For its part, Moschino has issued a statement that many of the allegations are false and that it intends to contest the lawsuit (see C.D. Cal. Docket No. 15-cv-05900). As Artnet News points out, the case represents a trend in which street artists are taking legal action to defend their work from copyright infringement by consumer brands. In recent years, graffiti artists have sued brands like American Eagle, Coach, Cavalli, and Starbucks, as well as other artists like musician Sara Bareilles, filmmaker Terry Gilliam, and rock band Green Day, for unauthorized use of graffiti art in connection with products or projects. The trend suggests a common confusion over street art, a misperception that graffiti enjoys no copyright protection (a mindset that parallels the widespread misperception that content made available on the internet may be copied with impunity). Or perhaps the misperception is not a legal one, but rather a practical assumption that street artists will not take steps to defend their copyrights—but the wisdom of such a gamble is being rapidly undermined as more cases like Tierney’s arise.

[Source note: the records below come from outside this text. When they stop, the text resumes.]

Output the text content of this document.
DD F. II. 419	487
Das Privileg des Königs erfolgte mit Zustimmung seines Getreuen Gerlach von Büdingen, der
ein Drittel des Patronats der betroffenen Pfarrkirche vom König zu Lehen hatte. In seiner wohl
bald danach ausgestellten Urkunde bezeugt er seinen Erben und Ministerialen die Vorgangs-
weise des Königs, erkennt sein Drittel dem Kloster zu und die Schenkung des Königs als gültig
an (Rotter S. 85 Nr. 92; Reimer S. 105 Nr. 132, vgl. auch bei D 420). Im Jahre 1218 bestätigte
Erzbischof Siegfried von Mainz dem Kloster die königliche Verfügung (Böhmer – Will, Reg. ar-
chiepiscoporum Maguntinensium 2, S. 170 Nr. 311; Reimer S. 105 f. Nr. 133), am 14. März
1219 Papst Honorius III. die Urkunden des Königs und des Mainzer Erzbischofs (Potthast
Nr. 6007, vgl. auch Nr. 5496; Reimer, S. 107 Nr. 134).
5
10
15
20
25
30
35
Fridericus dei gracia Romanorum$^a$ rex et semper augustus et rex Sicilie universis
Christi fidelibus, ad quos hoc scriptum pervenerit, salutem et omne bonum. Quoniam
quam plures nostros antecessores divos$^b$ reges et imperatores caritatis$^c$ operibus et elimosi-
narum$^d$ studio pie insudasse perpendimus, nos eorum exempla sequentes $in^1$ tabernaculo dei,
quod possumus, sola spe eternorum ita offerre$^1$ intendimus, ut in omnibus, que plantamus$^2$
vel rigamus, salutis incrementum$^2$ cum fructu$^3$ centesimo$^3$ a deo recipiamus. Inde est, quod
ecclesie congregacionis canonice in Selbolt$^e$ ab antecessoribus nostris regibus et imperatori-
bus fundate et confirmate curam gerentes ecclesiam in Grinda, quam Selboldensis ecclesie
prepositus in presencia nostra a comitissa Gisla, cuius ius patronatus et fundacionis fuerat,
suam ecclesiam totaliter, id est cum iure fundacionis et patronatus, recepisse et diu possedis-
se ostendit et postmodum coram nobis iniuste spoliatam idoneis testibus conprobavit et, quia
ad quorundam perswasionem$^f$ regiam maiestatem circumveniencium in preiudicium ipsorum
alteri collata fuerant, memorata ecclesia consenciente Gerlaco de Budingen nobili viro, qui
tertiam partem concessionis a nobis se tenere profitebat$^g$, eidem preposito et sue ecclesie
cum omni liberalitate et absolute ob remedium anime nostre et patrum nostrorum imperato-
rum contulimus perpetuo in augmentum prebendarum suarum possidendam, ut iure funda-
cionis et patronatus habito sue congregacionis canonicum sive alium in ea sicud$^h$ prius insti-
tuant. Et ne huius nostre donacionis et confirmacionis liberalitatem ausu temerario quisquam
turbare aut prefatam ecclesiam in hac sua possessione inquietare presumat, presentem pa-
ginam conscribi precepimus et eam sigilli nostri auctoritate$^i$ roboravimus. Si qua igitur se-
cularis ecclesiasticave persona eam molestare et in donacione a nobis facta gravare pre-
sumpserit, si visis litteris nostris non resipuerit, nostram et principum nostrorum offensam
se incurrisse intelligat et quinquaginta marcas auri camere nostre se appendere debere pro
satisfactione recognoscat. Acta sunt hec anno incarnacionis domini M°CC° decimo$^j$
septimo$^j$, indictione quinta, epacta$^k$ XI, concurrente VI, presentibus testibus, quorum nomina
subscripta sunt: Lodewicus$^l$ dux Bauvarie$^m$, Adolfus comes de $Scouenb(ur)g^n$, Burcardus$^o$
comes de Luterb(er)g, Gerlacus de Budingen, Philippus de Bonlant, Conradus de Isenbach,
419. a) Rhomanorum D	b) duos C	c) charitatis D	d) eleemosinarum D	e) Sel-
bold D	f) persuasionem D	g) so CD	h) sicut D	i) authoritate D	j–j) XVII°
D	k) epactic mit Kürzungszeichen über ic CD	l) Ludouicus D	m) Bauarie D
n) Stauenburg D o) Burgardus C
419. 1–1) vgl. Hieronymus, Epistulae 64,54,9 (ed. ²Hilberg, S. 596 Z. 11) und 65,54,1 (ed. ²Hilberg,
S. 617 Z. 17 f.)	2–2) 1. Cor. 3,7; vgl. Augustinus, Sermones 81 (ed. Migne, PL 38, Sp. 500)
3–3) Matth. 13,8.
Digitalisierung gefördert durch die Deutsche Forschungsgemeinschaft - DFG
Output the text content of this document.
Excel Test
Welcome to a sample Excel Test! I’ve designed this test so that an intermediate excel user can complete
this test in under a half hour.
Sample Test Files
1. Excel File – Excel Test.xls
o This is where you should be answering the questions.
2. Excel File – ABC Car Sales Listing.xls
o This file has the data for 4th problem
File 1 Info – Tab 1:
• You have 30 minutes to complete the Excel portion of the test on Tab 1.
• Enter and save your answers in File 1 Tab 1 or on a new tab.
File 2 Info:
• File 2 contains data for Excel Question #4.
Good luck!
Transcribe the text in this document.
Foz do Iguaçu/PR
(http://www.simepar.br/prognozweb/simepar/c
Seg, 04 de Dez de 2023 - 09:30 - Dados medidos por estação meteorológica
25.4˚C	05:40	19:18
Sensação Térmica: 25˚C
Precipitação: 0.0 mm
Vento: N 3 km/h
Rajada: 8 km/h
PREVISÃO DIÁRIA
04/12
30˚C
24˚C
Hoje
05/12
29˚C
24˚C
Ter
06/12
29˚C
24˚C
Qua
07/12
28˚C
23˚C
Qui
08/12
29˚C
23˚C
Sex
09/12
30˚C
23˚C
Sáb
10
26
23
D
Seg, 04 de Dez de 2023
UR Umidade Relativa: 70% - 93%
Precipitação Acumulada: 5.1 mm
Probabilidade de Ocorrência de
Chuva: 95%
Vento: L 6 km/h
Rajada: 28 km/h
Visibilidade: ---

Three Cases, Three Different Legal Conundrums for Graffiti Artists
Taken together, these three cases illustrate the complex legal framework surrounding the growing world of graffiti art. Artists who do their work on someone else’s property without permission may face civil and criminal liability for their conduct. At the same time, VARA may provide these artists with some limited ability to protect their original creations from being destroyed (or to seek compensation if they are destroyed). And graffiti artists also can assert a copyright in their original works, and can take legal action against those who seek to copy or exploit those works without permission. Thus, while graffiti artists face legal risks, they also have some legal tools at their disposal to protect their creations.